Honda HRX 537C HY oder HZ – Seilzug oder Elektrostart?
Beide Modelle teilen sich Motor, Hydrostat, Versamow und Messerkupplung – der HZ ergänzt den Elektrostart:
Der Seilzugstart des HY ist dank Super-Leichtstart in der Praxis unkritisch – wer dennoch per Knopfdruck starten möchte, greift zum HZ. Wer statt Hydrostat mit dem Select Drive-Antrieb (konstante Wunschgeschwindigkeit per Drehknopf) auskommt, findet mit dem HRX 537C VY und dem HRX 537C VK zwei günstigere Varianten derselben Baureihe.
Unsere Einschätzung aus der Fachhändler-Praxis
Der HRX 537 HY ist unsere Empfehlung für große Grundstücke, auf denen mal gemulcht, mal gefangen wird – die Kombination aus 53 cm Schnittbreite, Versamow und Hydrostat gibt es in dieser Form nur bei Honda. Der GCVx 200 hat spürbar mehr Reserven als die 160er/170er-Motoren der kleineren Klassen und bricht auch in dichtem Bestand nicht ein. Und der Schnitthöhenbereich bis 101 mm löst ein Problem, an dem viele Mäher scheitern: den ersten Schnitt nach dem Urlaub.

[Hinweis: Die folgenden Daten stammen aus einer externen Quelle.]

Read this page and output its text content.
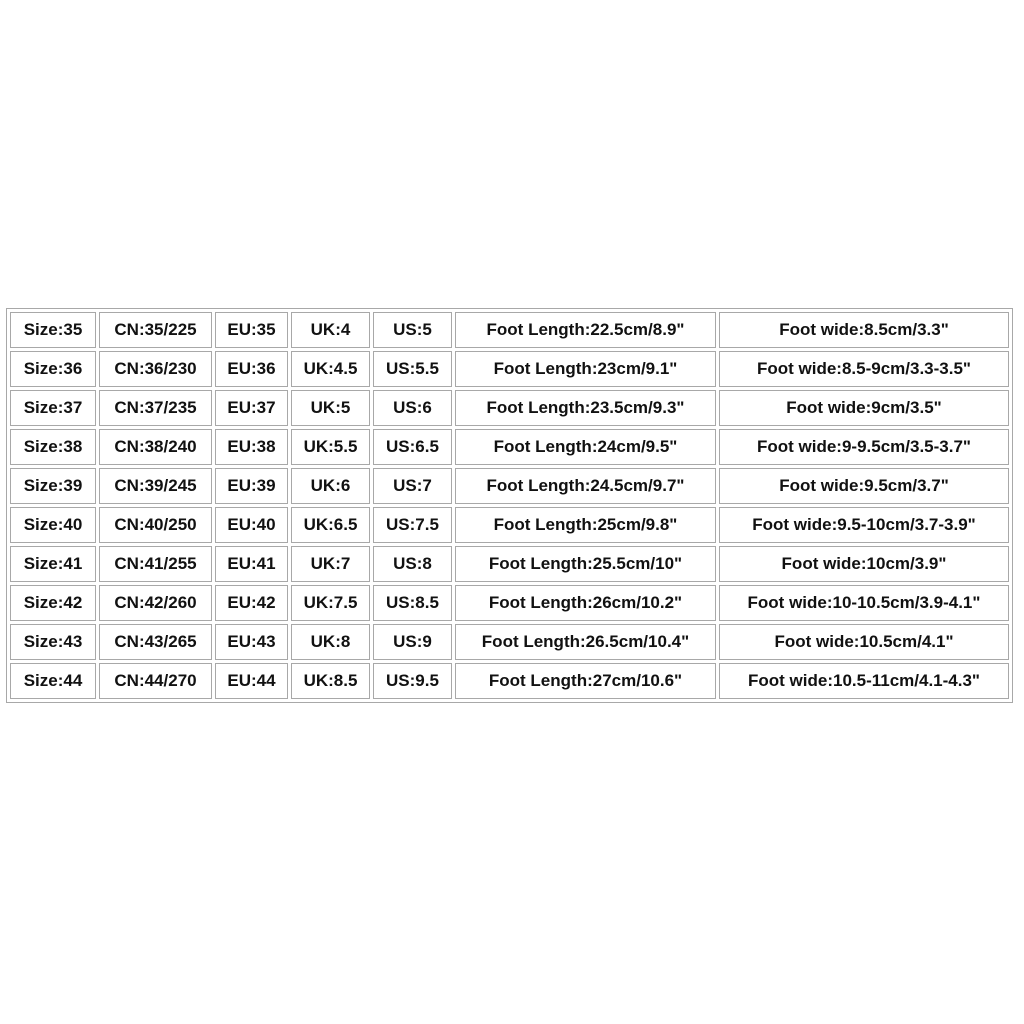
Size:35	CN:35/225	EU:35	UK:4	US:5	Foot Length:22.5cm/8.9"	Foot wide:8.5cm/3.3"
Size:36	CN:36/230	EU:36	UK:4.5	US:5.5	Foot Length:23cm/9.1"	Foot wide:8.5-9cm/3.3-3.5"
Size:37	CN:37/235	EU:37	UK:5	US:6	Foot Length:23.5cm/9.3"	Foot wide:9cm/3.5"
Size:38	CN:38/240	EU:38	UK:5.5	US:6.5	Foot Length:24cm/9.5"	Foot wide:9-9.5cm/3.5-3.7"
Size:39	CN:39/245	EU:39	UK:6	US:7	Foot Length:24.5cm/9.7"	Foot wide:9.5cm/3.7"
Size:40	CN:40/250	EU:40	UK:6.5	US:7.5	Foot Length:25cm/9.8"	Foot wide:9.5-10cm/3.7-3.9"
Size:41	CN:41/255	EU:41	UK:7	US:8	Foot Length:25.5cm/10"	Foot wide:10cm/3.9"
Size:42	CN:42/260	EU:42	UK:7.5	US:8.5	Foot Length:26cm/10.2"	Foot wide:10-10.5cm/3.9-4.1"
Size:43	CN:43/265	EU:43	UK:8	US:9	Foot Length:26.5cm/10.4"	Foot wide:10.5cm/4.1"
Size:44	CN:44/270	EU:44	UK:8.5	US:9.5	Foot Length:27cm/10.6"	Foot wide:10.5-11cm/4.1-4.3"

Zur ehrlichen Einordnung: Die Schnitthöhe wird an den Achsen einzeln verstellt, nicht zentral – beim Umstellen kostet das ein paar Handgriffe mehr als bei den 476er-Modellen. Einen Elektrostart gibt es beim HY nicht; wer darauf Wert legt, zahlt beim HZ den Aufpreis. Und für kleine, stark verwinkelte Gärten unter etwa 400 m² ist die 47-cm-Klasse (HRX 476) wendiger und günstiger.